# 3" or 4" pipes for vertical NFT system?



## zem (Aug 22, 2011)

so i'm planning a simple vertical NFT system with pipes standing like columns and i'm unsure wether to get 3" or 4" pipes. i'm thinking that 3" maybe better to cover the roots with water droplets but i'm worried that it might be too small to fit the rootballs?


----------



## hollywood52 (Aug 22, 2011)

man i run aero but as far as pvc pipes i would say 2 inch netpot need  4" pvc netpot bigger then that need 6"


----------



## The Hemp Goddess (Aug 22, 2011)

I seriously considered building one of these one time.  I decided that anything smaller than 6" pipe would be too small.

I'm with Hollywood on the pot to pipe size.  And a 2" pot is awfully small.  They are not capable of holding a plant of much size.


----------



## 4u2sm0ke (Aug 22, 2011)

sorry Im no help..But wanted to say....


take  care and be safe
:48:


----------



## faderharley (Aug 22, 2011)

The Hemp Goddess said:
			
		

> I seriously considered building one of these one time. I decided that anything smaller than 6" pipe would be too small.
> 
> I'm with Hollywood on the pot to pipe size. And a 2" pot is awfully small. They are not capable of holding a plant of much size.


 
I agree 100%, my last aero-hydro grow I used a longer tote box that was only 7"  deep.... the net-pods were 3" in diameter and I did not have any root issues, but I believe the bigger the roots, the bigger the yield.... I even was successful on the re-grow using the same tote grow-box.... the re-grow was nearly effortless due to a well establish root system.... I also rinsed my roots every 7-10 days, I'd let them rinse in fresh distilled water for 48 hours before adding fertilizer, nutrients and any supplement like CalMag+.....


----------



## The Hemp Goddess (Aug 22, 2011)

I like to give my roots a nice rinse with fresh water, too when I can.  I generally just run some room temp water over them for a few minutes when I do a rez change


----------



## zem (Aug 22, 2011)

The Hemp Goddess said:
			
		

> I seriously considered building one of these one time. I decided that anything smaller than 6" pipe would be too small.
> 
> I'm with Hollywood on the pot to pipe size. And a 2" pot is awfully small. They are not capable of holding a plant of much size.


why didn't you build it eventually? i have seen big plants in 2" netpots they just break through the plastic holes and tear it up. anyway i plan on using floral foam cubes stuff them in holes. i think i'll go with 4", i'm also considering wire covers, there are some big ones i think they might work


----------



## hollywood52 (Aug 22, 2011)

zem its not just net pot i start flower from cutting in 4" tube 2in net pot at the end of cycle those 4" tube full i mean FULL of roots..not to say you cant root prun


----------



## The Hemp Goddess (Aug 22, 2011)

zem said:
			
		

> why didn't you build it eventually? i have seen big plants in 2" netpots they just break through the plastic holes and tear it up. anyway i plan on using floral foam cubes stuff them in holes. i think i'll go with 4", i'm also considering wire covers, there are some big ones i think they might work



A couple of resons.  First I like to run a perpetual harvest and I have plants of all different sizes and ages in my flowering room.  Second, six inch pipe and fittings are kind of expensive.  And I was just worried about there being enough room for roots and problems with clogging.  I can get HUGE root balls in my 5 gal buckets--they can take up almost 1/2 the bucket.

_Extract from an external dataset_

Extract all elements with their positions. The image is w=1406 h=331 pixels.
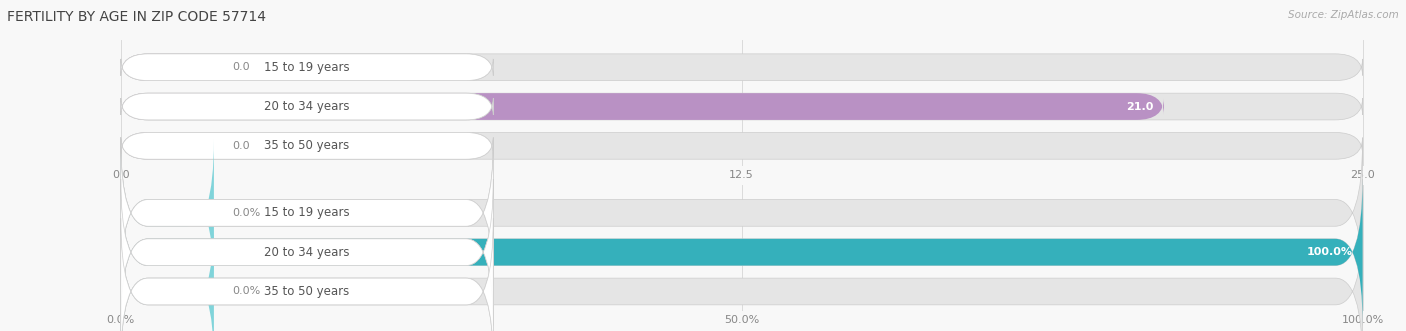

I did also consider a system where the pipes were vertical and tied together like a normal recirculating system.  As I remember it was some kind of drip with a DWC set up or a flood and drain set up.  I figured that this would give the roots much more room.  But ultimately that was really quite similar to a bucket recirc system, so I didn't bother with that either.

The problem with small pots is not that the roots don't have room to grow, it is that the small pots cannot support a plant of any size and they tend to fall over.  

I believe that floral foam cubes will hold far too much water for your purposes and I do not believe they will stay in the hole and hold the plant.  If you put wire over them, I see the floral foam possibly falling into the pipe from the weight of the plant and roots.  I do not know of anyone using floral foam in hydro and I have to believe that there is most likely a good reason.


----------



## zem (Aug 23, 2011)

floral foam is the same as oasis cubes used in hydro lettuce growing. the reason why i'm planning to use them is because they're very easy and effective to clone in, i just soak them and plug in the clone, it roots real fast and can be squeezed into a hole. it carries the weight of a whole fully grown lettuce head with the weight horizontally pushing on the hole and it doeasnt fall. it does hold too much water when soaked but the cubes i will use will be too small, i don't think they will drown my plants, since the roots will be suspended in the air.
all i will need to buy is the pipe or the plastic wire cover, i don't have to buy any fittings, the system i am planning is quite simple and cheap. if i can find the right size wire covers, it will be the cheapest. i will tie each plant with a round loop above the hole, it will serve to train the plant vertically and to keep the plant in place  i will try it, as i still see no reason why it would not work. will go with 4", i don't plan to grow huge plants in the system, more of a SOG system with 16 plants and a 400w... wish me luck  cheers


----------



## hollywood52 (Aug 23, 2011)

im with thg on the floral foam . imo rapid rooter work well but regardless good luck zem always nice to see somebody attacking a new project


----------